After we had moved to the rental house, while we waited for the new house to be built, I struggled to find somewhere to call home. My mom was where home was, and that house was where she was. I had anticipated grieving her death, I had grieved her death, and now I had to grieve the loss of the home which in so many ways embodied her. With both of them now gone, I felt as if I couldn’t go home, let alone find a new one. Traveling scared me, and packing caused me anxiety. I was reluctant to travel for fear that without having myself rooted in one place, I would be like a balloon being released from a child’s grasp; floating away aimlessly and never come back. I wanted somewhere to be anchored, somewhere that I could always go back to, but I couldn’t find that. Apartments in college aren’t home, and rental homes in the city you were born in aren’t home either. I had always imagined that even as I changed, my home would remain the same.

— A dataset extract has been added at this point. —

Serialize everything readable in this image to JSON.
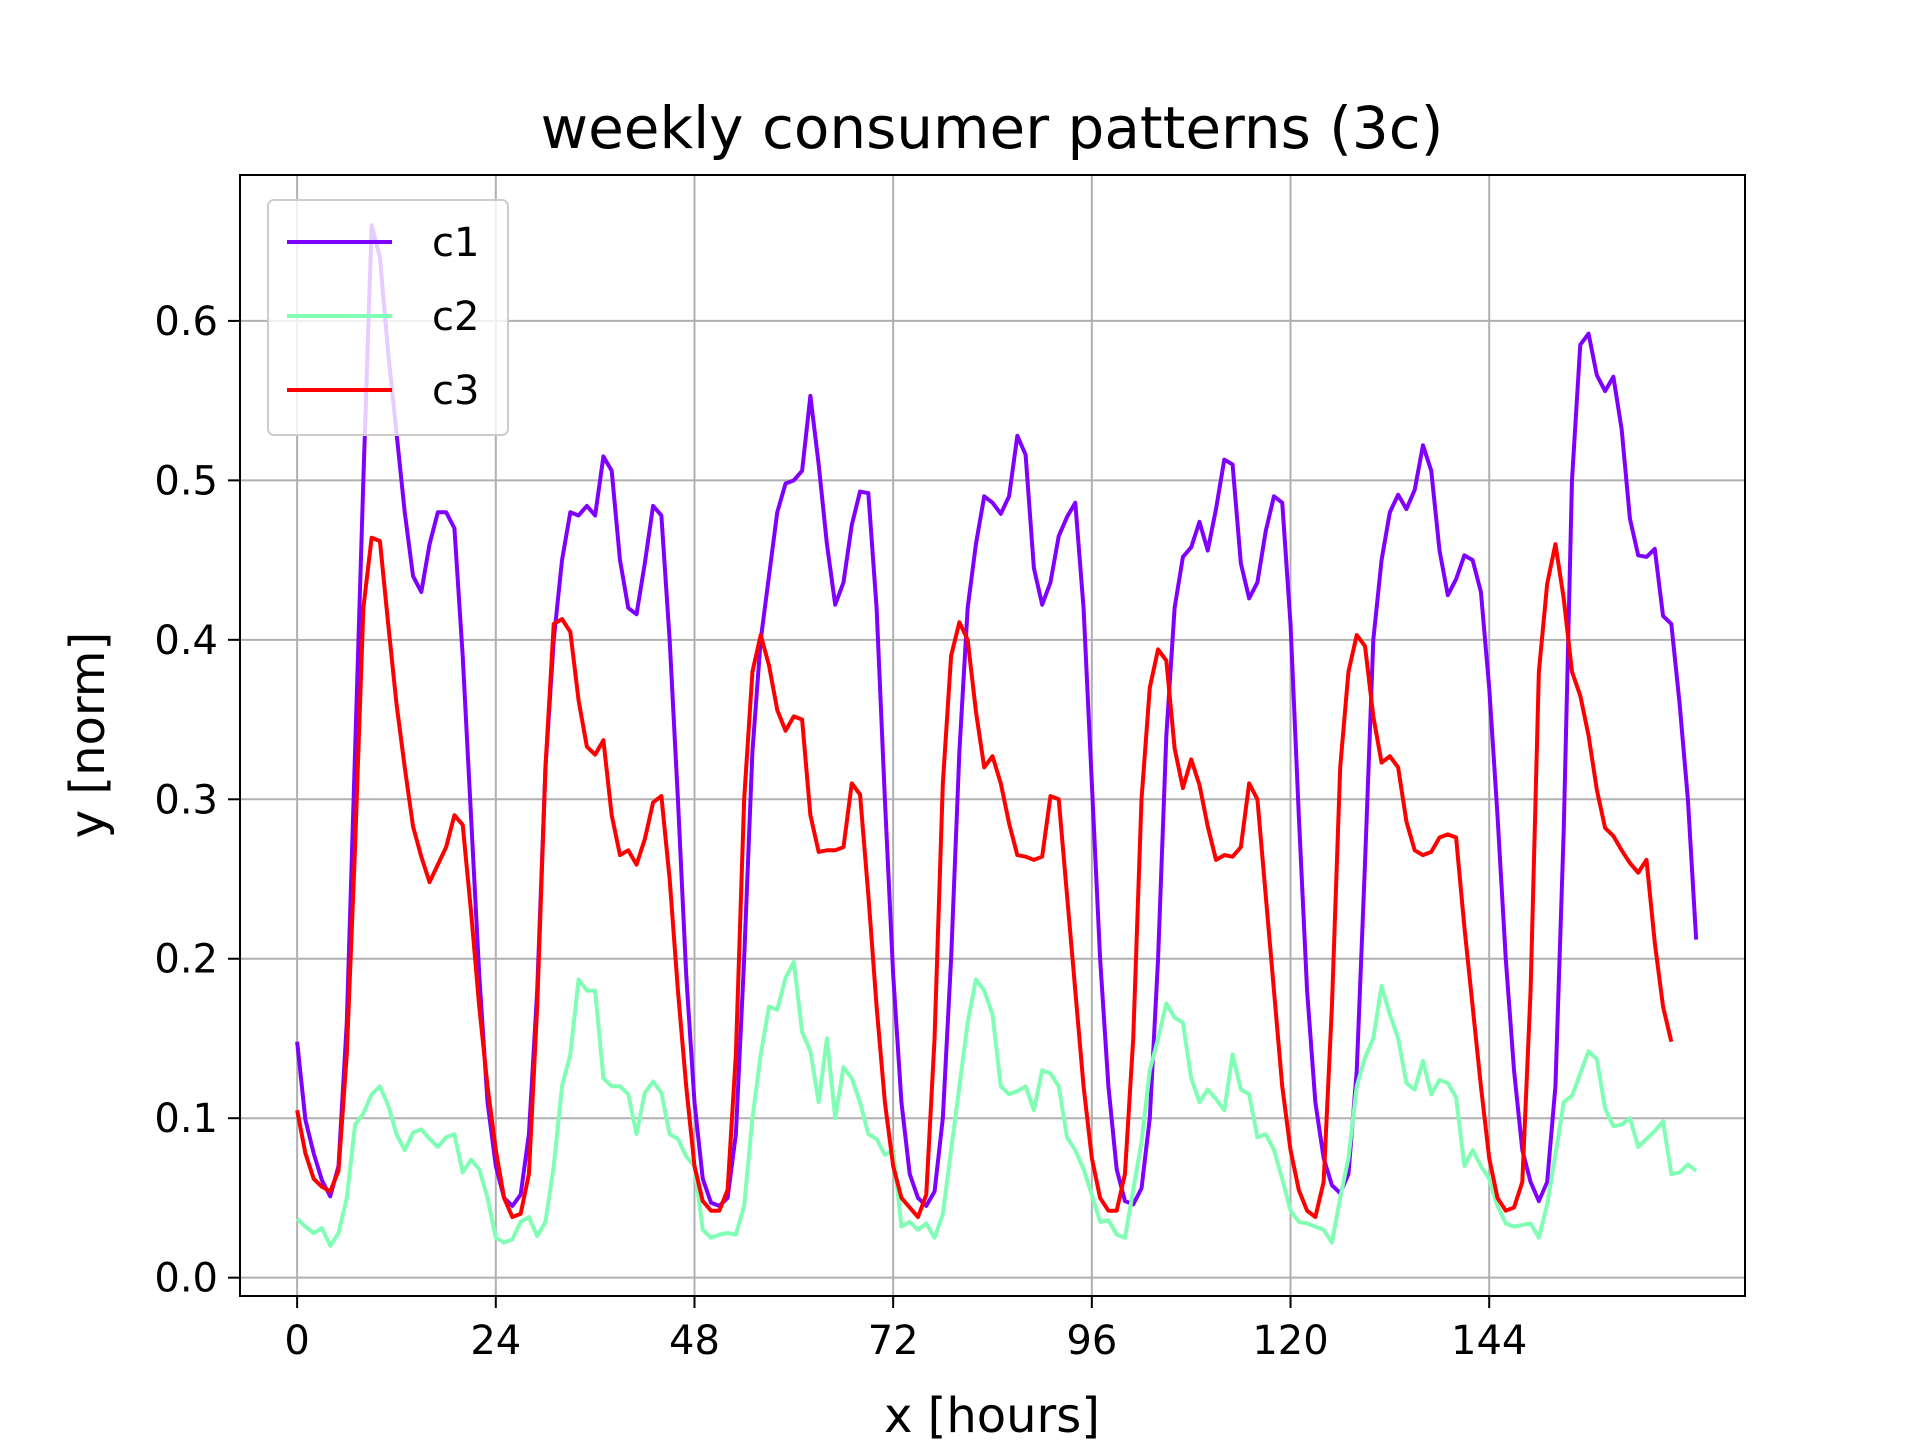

Like my mother did when she moved to Hawaii, I searched for home when I moved to college. As a young adult, I traveled across the country and felt for roots, but also like her I would realize after a few years that home hadn’t gone anywhere. She went back to Pittsburgh, and I went back to Colorado: these places were home. It took my father moving into a new home alone (without my mother or his now ex- girlfriend) for me to accept that he now had his own house, independent of my mom, and that was okay. His house was new, modern and very different than our previous house on Dante Way. It wasn’t my mom: there were no accent walls with gold and teal, no framed pictures of drawings that I made as a child and no patterned drapery, but it was my dad: sharp modern lines, LED lighting and reclaimed wood. Now, as I look back, I realize home wasn’t any of these individual aspects. These were mere adornments which decorated the idea of what I thought was home.
I have been able to take pieces of my mother, which she had taken from her old homes, which are especially cherished because they move from place to place. My favorite is my grandfather’s dark, reddish brown leather stool which I imagine at some point had a chair that matched it. It has little wheels on the bottom that squeak every time you try to move it, and the leather on top is ripped and torn so badly that you can see the yellow stuffing inside. Unlike the old furniture that my mother had reupholstered, she never had the stool fixed. It wasn’t in her nature to leave something broken and falling apart, but I think she wanted to keep it in it’s original form as best as she could. She didn’t want to change any part of her relationship with her dad, and that stool, the physical manifestation of her relationship with her dad and her relationship with her childhood home, didn’t need to change either.
Throughout the years I have learned that houses change, but home exists on a continuum. This continuum exists as long as memories are moved from house to house. The home doesn’t change entirely, it doesn’t move, it doesn’t disappear, but it evolves, and because of that, you can go home again.